Il explique : "Ce que beaucoup de gens ne savent pas, c'est que l'Afrique du Sud n'est plus le pays qu'elle était il y a 20 ans. De nombreux pays voisins qui ont souffert de décennies de conflits sont bien meilleurs que l'Afrique du Sud. Même avant COVID-19, le taux de chômage des jeunes en Afrique du Sud était de 70 %."

"L'Afrique du Sud est un pays qui connaît de graves problèmes", affirme encore le responsable du DHPI, qui ajoute : "Le pays d'aujourd'hui n'est qu'une illusion du développement passé. La seule chose qui nous donne l'impression d'aller bien est l'infrastructure du pays, construite il y a de nombreuses années. Mais elles se sont également détériorées et l'argent destiné à améliorer les infrastructures, comme les routes publiques, est détourné. Même les investisseurs étrangers se sont retirés en raison de la corruption dans le pays."
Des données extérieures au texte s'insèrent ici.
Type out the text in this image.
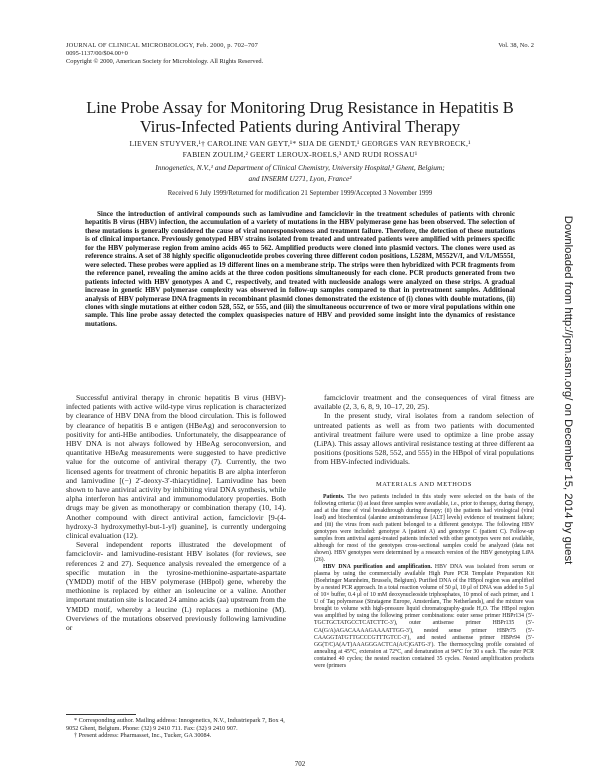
JOURNAL OF CLINICAL MICROBIOLOGY, Feb. 2000, p. 702–707
0095-1137/00/$04.00+0
Copyright © 2000, American Society for Microbiology. All Rights Reserved.
Vol. 38, No. 2
Line Probe Assay for Monitoring Drug Resistance in Hepatitis B Virus-Infected Patients during Antiviral Therapy
LIEVEN STUYVER,¹† CAROLINE VAN GEYT,¹* SIJA DE GENDT,¹ GEORGES VAN REYBROECK,¹
FABIEN ZOULIM,² GEERT LEROUX-ROELS,³ AND RUDI ROSSAU¹
Innogenetics, N.V.,¹ and Department of Clinical Chemistry, University Hospital,³ Ghent, Belgium;
and INSERM U271, Lyon, France²
Received 6 July 1999/Returned for modification 21 September 1999/Accepted 3 November 1999

Since the introduction of antiviral compounds such as lamivudine and famciclovir in the treatment schedules of patients with chronic hepatitis B virus (HBV) infection, the accumulation of a variety of mutations in the HBV polymerase gene has been observed. The selection of these mutations is generally considered the cause of viral nonresponsiveness and treatment failure. Therefore, the detection of these mutations is of clinical importance. Previously genotyped HBV strains isolated from treated and untreated patients were amplified with primers specific for the HBV polymerase region from amino acids 465 to 562. Amplified products were cloned into plasmid vectors. The clones were used as reference strains. A set of 38 highly specific oligonucleotide probes covering three different codon positions, L528M, M552V/I, and V/L/M555I, were selected. These probes were applied as 19 different lines on a membrane strip. The strips were then hybridized with PCR fragments from the reference panel, revealing the amino acids at the three codon positions simultaneously for each clone. PCR products generated from two patients infected with HBV genotypes A and C, respectively, and treated with nucleoside analogs were analyzed on these strips. A gradual increase in genetic HBV polymerase complexity was observed in follow-up samples compared to that in pretreatment samples. Additional analysis of HBV polymerase DNA fragments in recombinant plasmid clones demonstrated the existence of (i) clones with double mutations, (ii) clones with single mutations at either codon 528, 552, or 555, and (iii) the simultaneous occurrence of two or more viral populations within one sample. This line probe assay detected the complex quasispecies nature of HBV and provided some insight into the dynamics of resistance mutations.

Successful antiviral therapy in chronic hepatitis B virus (HBV)-infected patients with active wild-type virus replication is characterized by clearance of HBV DNA from the blood circulation. This is followed by clearance of hepatitis B e antigen (HBeAg) and seroconversion to positivity for anti-HBe antibodies. Unfortunately, the disappearance of HBV DNA is not always followed by HBeAg seroconversion, and quantitative HBeAg measurements were suggested to have predictive value for the outcome of antiviral therapy (7). Currently, the two licensed agents for treatment of chronic hepatitis B are alpha interferon and lamivudine [(−) 2′-deoxy-3′-thiacytidine]. Lamivudine has been shown to have antiviral activity by inhibiting viral DNA synthesis, while alpha interferon has antiviral and immunomodulatory properties. Both drugs may be given as monotherapy or combination therapy (10, 14). Another compound with direct antiviral action, famciclovir [9-(4-hydroxy-3 hydroxymethyl-but-1-yl) guanine], is currently undergoing clinical evaluation (12).

Several independent reports illustrated the development of famciclovir- and lamivudine-resistant HBV isolates (for reviews, see references 2 and 27). Sequence analysis revealed the emergence of a specific mutation in the tyrosine-methionine-aspartate-aspartate (YMDD) motif of the HBV polymerase (HBpol) gene, whereby the methionine is replaced by either an isoleucine or a valine. Another important mutation site is located 24 amino acids (aa) upstream from the YMDD motif, whereby a leucine (L) replaces a methionine (M). Overviews of the mutations observed previously following lamivudine or

* Corresponding author. Mailing address: Innogenetics, N.V., Industriepark 7, Box 4, 9052 Ghent, Belgium. Phone: (32) 9 2410 711. Fax: (32) 9 2410 907.

† Present address: Pharmasset, Inc., Tucker, GA 30084.

famciclovir treatment and the consequences of viral fitness are available (2, 3, 6, 8, 9, 10–17, 20, 25).

In the present study, viral isolates from a random selection of untreated patients as well as from two patients with documented antiviral treatment failure were used to optimize a line probe assay (LiPA). This assay allows antiviral resistance testing at three different aa positions (positions 528, 552, and 555) in the HBpol of viral populations from HBV-infected individuals.

MATERIALS AND METHODS

Patients. The two patients included in this study were selected on the basis of the following criteria: (i) at least three samples were available, i.e., prior to therapy, during therapy, and at the time of viral breakthrough during therapy; (ii) the patients had virological (viral load) and biochemical (alanine aminotransferase [ALT] levels) evidence of treatment failure; and (iii) the virus from each patient belonged to a different genotype. The following HBV genotypes were included: genotype A (patient A) and genotype C (patient C). Follow-up samples from antiviral agent-treated patients infected with other genotypes were not available, although for most of the genotypes cross-sectional samples could be analyzed (data not shown). HBV genotypes were determined by a research version of the HBV genotyping LiPA (26).

HBV DNA purification and amplification. HBV DNA was isolated from serum or plasma by using the commercially available High Pure PCR Template Preparation Kit (Boehringer Mannheim, Brussels, Belgium). Purified DNA of the HBpol region was amplified by a nested PCR approach. In a total reaction volume of 50 μl, 10 μl of DNA was added to 5 μl of 10× buffer, 0.4 μl of 10 mM deoxynucleoside triphosphates, 10 pmol of each primer, and 1 U of Taq polymerase (Stratagene Europe, Amsterdam, The Netherlands), and the mixture was brought to volume with high-pressure liquid chromatography-grade H₂O. The HBpol region was amplified by using the following primer combinations: outer sense primer HBPr134 (5′-TGCTGCTATGCCTCATCTTC-3′), outer antisense primer HBPr135 (5′-CA(G/A)AGACAAAAGAAAATTGG-3′), nested sense primer HBPr75 (5′-CAAGGTATGTTGCCCGTTTGTCC-3′), and nested antisense primer HBPr94 (5′-GG(T/C)A(A/T)AAAGGGACTCA(A/C)GATG-3′). The thermocycling profile consisted of annealing at 45°C, extension at 72°C, and denaturation at 94°C for 30 s each. The outer PCR contained 40 cycles; the nested reaction contained 35 cycles. Nested amplification products were (primers

702
Downloaded from http://jcm.asm.org/ on December 15, 2014 by guest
Le responsable du DHPI exprime son inquiétude face à la violence qui aurait déjà fait 10 morts, affirmant qu'elle pourrait s'étendre et causer davantage de dommages si elle n'est pas traitée immédiatement.

Il exhorte les Sud-Africains à s'abstenir de toute violence : "Il est normal, et prévu par la Constitution, de protester contre la mauvaise gouvernance. Cela doit toutefois être fait de manière ordonnée. Les pillages en cours, l'incendie de voitures et de bâtiments et le pillage sont donc injustifiés."

Entre-temps, le directeur du DHPI a exprimé son optimisme quant au fait que l'emprisonnement de l'ancien président Zuma serve de leçon aux autres dirigeants africains qui ont mis leur pays à genoux à cause de la corruption.

"De nombreux pays africains sont très pauvres à cause de dirigeants corrompus. Nous espérons que l'emprisonnement de Jacob Zuma n'est que le début d'un processus qui verra les dirigeants soupçonnés de corruption tenus de répondre de leurs actes", ajoute-t-il.

Viljoen ajoute, à propos de l'insécurité à Cabo Delgado : "Au Mozambique, par exemple, la compagnie gazière Total donnait de l'argent au gouvernement pour soutenir les soldats qui combattaient les militants. Mais lorsque la compagnie a découvert que l'argent destiné aux soldats était détourné et que les soldats ne combattaient plus, elle a retiré son soutien."

"Nous espérons que l'Afrique du Sud ne se contente pas de mener des batailles politiques internes avec l'emprisonnement de Zuma. Nous prions pour que, cette fois, la guerre soit menée contre la corruption", déclare le directeur du DHPI.